Education and Awareness of Skin Cancer Risk in Liver Transplant and IBD Patients: A Comparison
AuthorsCampbell V, McDougall N, Turner GB
Departments / InstitutionsRoyal Victoria Hospital, Belfast, UK
Publication DateSpring 2014
The risk of non-melanoma skin cancer (NMSC) is increased with immunosuppression therapy. Our aim was to compare how aware liver transplant and IBD patients, attending two separate services, were of this increased risk. Liver transplant recipients received formal education regarding skincare at time of transplantation. The IBD group received this on commencement of therapy and on an opportunistic basis. Thirty-four liver transplant patients (15 male, 19 female) and thirty-four IBD patients (19 male, 15 female) completed a questionnaire which assessed awareness of NMSC risk. Mean ages were 52 and 36 respectively. Of the transplant patients, 23 were on Tacrolimus, 2 on Azathioprine, 2 on Ciclosporin, and 7 on combination therapy. In the IBD group, 29 took Azathioprine and 5 Mercaptopurine.

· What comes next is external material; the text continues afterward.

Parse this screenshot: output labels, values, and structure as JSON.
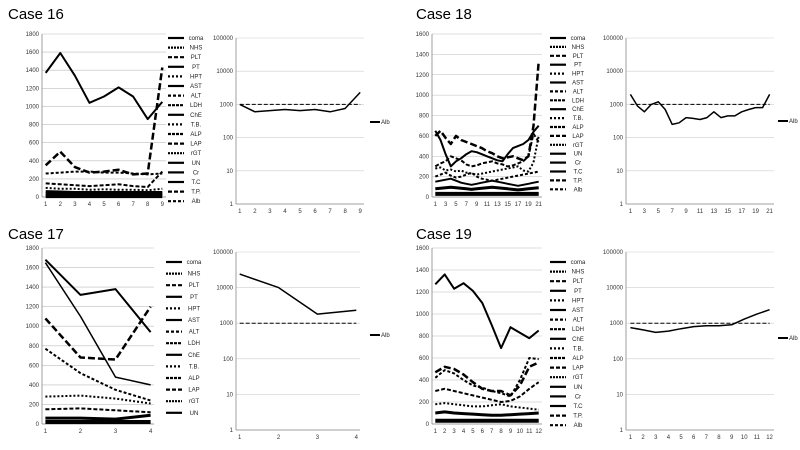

Twenty-three (68%) transplant patients recalled being informed of the increased NMSC risk but two (6%) couldn’t remember and nine (26%) denied being informed. Eighteen (53%) IBD patients recalled being informed of the NMSC risk. Three (9%) couldn’t remember and thirteen (38%) denied being informed. For patients on therapy <2 years, 92% of transplant and 70.5% of IBD patients recalled being informed of the NMSC risk. Recall diminished as treatment duration increased. Only ten (29%) transplant and eleven (32%) IBD patients were aware of what skin changes to look out for. Despite increasing awareness of NMSC risk in physicians, there remains a significant level of ignorance among patients. We suggest implementing a skincare proforma to document patient education on a more frequent basis, particularly targeting patients on therapy >10 years.